AudreyHorneAudrey Horne is a band that have split the opinion of some of my more extreme metal following friends, mourning as they do the fact that a band once formed of members of Enslaved, Gorgoroth and the like did not slap on the corpse paint and growl.  Instead, the band are clearly influenced by the rock of days gone by, and not the late sixties/early seventies sound of so many current retro sounding bands.  Rather they musically move on a whole decade plus, an era of high heeled boots, shoulder pads, and big hair, and that’s just the men.  So, true kvlt metal warriors look away; those willing to smile, read on.

‘Wolf In My Heart’ fires in first and sets the tone for the album, early Van Halen riffing mixed with massive choruses and a production that sounds like a huge pile of money was thrown at the album.  I’m sure that’s not the case, but whoever was twiddling the knobs made every penny count in recreating a sumptuous layered sound as big as David Lee Roth’s ego!  Okay, maybe not that big, but you must forgive my hyperbole.  ‘Holy Roller’ rocks out the speakers next, a chugging fist pumper of a number that could happily ride shotgun with Saxon’s ‘Motorcycle Man’, whilst the twin guitar harmonies of ‘Out Of The City’ would put a twinkle into the late great Phil Lynott’s Irish eyes, as well as plastering a grin on my ugly mug.  Hell, my memories were even thrown back to formative images of a leather clad Suzy Quatro with the stomping opening of ‘Tales From the Crypt’, the stripped back verses and pounding rhythm sounding like they lived on ‘Devil Gate Drive’, even if the lyrics jump forward to 1986.

Whilst the period of rock that the band are so clearly so respectful of is somewhat out of fashion these days, and remaining acts from that period that are still touring tend to be over the top dinosaurs like Kiss, Audrey Horne have dug through the mud of that period, found some real gems, and energetically polished them into a product that is just plain and simply fun.  ‘Into The Wild’ has got riffs and hooks aplenty to get an audience chanting along and fists to be raised with bandanas tied around the wrists, whilst ‘Gravity’ to me just screams of late Bad Company, a track which like the whole of ‘Pure Heavy’ is dripping with note perfect hard rock.  Hell, if you even want a bit of NWOBHM, the band deliver that in spades with ‘High And Dry’, a number that is just lacking Di’Anno’s growl to complete the temporal jump back to 1978.
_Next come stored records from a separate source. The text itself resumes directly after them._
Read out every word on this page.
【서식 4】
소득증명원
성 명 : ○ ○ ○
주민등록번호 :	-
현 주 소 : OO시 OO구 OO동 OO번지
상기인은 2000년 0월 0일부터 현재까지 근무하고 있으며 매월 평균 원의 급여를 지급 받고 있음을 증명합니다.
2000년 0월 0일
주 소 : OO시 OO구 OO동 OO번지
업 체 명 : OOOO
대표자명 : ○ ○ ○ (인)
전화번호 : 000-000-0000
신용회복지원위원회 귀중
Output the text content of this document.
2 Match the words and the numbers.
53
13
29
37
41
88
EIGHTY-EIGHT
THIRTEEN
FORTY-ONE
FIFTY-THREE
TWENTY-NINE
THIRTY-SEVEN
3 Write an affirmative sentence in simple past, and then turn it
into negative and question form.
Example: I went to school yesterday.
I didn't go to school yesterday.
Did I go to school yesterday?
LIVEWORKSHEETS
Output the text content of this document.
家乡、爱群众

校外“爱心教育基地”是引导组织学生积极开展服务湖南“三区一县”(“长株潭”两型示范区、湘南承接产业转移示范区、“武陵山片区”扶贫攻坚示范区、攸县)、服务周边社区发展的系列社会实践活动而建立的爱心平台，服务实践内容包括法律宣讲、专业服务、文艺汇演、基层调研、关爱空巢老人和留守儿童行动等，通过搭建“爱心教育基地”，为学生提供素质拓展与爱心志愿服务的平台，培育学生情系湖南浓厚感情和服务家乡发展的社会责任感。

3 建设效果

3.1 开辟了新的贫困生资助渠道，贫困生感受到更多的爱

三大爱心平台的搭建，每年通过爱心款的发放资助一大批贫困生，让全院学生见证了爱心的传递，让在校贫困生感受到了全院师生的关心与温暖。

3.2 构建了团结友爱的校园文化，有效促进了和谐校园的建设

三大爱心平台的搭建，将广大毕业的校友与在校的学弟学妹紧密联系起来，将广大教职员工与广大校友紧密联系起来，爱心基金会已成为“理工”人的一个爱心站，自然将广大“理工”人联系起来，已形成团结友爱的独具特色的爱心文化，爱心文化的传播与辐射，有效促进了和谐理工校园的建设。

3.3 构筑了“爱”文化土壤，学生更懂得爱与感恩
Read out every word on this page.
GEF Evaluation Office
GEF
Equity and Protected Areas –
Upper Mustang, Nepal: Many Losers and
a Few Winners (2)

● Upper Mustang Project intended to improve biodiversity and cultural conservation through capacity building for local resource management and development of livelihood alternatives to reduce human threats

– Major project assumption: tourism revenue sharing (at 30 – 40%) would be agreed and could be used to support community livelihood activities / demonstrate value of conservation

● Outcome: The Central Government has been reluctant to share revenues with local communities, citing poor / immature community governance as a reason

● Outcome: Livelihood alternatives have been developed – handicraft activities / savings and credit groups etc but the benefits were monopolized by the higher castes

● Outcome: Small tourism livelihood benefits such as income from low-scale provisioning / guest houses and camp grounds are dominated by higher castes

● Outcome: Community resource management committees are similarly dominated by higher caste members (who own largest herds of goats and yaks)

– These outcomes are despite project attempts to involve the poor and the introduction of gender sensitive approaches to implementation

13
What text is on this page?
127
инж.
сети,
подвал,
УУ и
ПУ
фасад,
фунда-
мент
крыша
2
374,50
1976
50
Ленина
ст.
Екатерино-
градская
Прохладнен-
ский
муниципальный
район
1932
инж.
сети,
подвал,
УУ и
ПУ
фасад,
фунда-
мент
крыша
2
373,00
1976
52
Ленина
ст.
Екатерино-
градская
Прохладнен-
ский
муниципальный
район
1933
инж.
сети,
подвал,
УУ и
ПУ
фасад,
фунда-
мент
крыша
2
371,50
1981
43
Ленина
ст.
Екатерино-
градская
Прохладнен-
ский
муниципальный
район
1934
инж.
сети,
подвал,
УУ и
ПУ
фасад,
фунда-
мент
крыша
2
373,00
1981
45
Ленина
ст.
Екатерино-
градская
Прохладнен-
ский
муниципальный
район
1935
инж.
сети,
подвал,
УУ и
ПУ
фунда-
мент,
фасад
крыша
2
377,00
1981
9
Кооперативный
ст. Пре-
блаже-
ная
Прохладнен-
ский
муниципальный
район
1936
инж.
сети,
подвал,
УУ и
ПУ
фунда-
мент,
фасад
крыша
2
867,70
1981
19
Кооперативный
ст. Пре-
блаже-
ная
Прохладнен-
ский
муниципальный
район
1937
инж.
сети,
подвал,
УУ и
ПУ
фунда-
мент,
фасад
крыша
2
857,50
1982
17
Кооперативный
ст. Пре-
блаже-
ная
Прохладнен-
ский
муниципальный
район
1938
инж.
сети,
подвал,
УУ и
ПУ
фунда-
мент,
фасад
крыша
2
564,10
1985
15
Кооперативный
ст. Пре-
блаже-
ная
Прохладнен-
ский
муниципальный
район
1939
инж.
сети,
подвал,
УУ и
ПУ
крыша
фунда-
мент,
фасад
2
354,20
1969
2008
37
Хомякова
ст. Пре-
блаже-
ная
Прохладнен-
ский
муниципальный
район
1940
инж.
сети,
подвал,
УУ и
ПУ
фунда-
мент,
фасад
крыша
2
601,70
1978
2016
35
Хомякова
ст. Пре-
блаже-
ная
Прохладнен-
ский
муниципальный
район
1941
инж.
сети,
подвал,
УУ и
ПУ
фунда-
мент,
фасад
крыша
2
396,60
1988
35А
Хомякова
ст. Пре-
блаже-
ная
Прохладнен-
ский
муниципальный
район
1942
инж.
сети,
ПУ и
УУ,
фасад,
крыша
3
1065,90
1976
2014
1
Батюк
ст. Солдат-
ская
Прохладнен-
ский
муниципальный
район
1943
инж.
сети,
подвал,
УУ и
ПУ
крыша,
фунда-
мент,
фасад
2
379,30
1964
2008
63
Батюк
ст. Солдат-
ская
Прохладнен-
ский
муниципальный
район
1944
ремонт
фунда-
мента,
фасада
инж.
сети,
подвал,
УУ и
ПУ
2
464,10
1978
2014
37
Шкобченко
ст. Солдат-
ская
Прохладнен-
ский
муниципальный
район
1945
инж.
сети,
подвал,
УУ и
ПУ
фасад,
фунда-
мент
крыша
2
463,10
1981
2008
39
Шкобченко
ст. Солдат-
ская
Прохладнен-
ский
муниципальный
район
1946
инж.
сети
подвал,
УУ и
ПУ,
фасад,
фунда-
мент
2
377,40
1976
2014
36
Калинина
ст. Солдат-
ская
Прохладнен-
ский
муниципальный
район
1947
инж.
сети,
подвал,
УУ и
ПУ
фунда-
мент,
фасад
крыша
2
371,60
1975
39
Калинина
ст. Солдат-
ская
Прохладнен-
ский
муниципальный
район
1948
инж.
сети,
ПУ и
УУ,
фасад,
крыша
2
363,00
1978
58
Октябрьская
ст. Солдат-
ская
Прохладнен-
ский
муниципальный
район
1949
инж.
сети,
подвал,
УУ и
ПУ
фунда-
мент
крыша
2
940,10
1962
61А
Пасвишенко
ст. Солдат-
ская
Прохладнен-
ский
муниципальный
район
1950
I’ve been lucky enough to catch Audrey Horne live at what was sadly a massively under-attended gig in Glasgow, and the band played with an energy and enthusiasm undiminished by the poor turn-out.  That same passion comes through in each and every track on the album; ‘Pure Heavy’ is not an album of darkness and shoe gazing, it is one of unashamed joy, and in my book, there’s nothing wrong with that folks.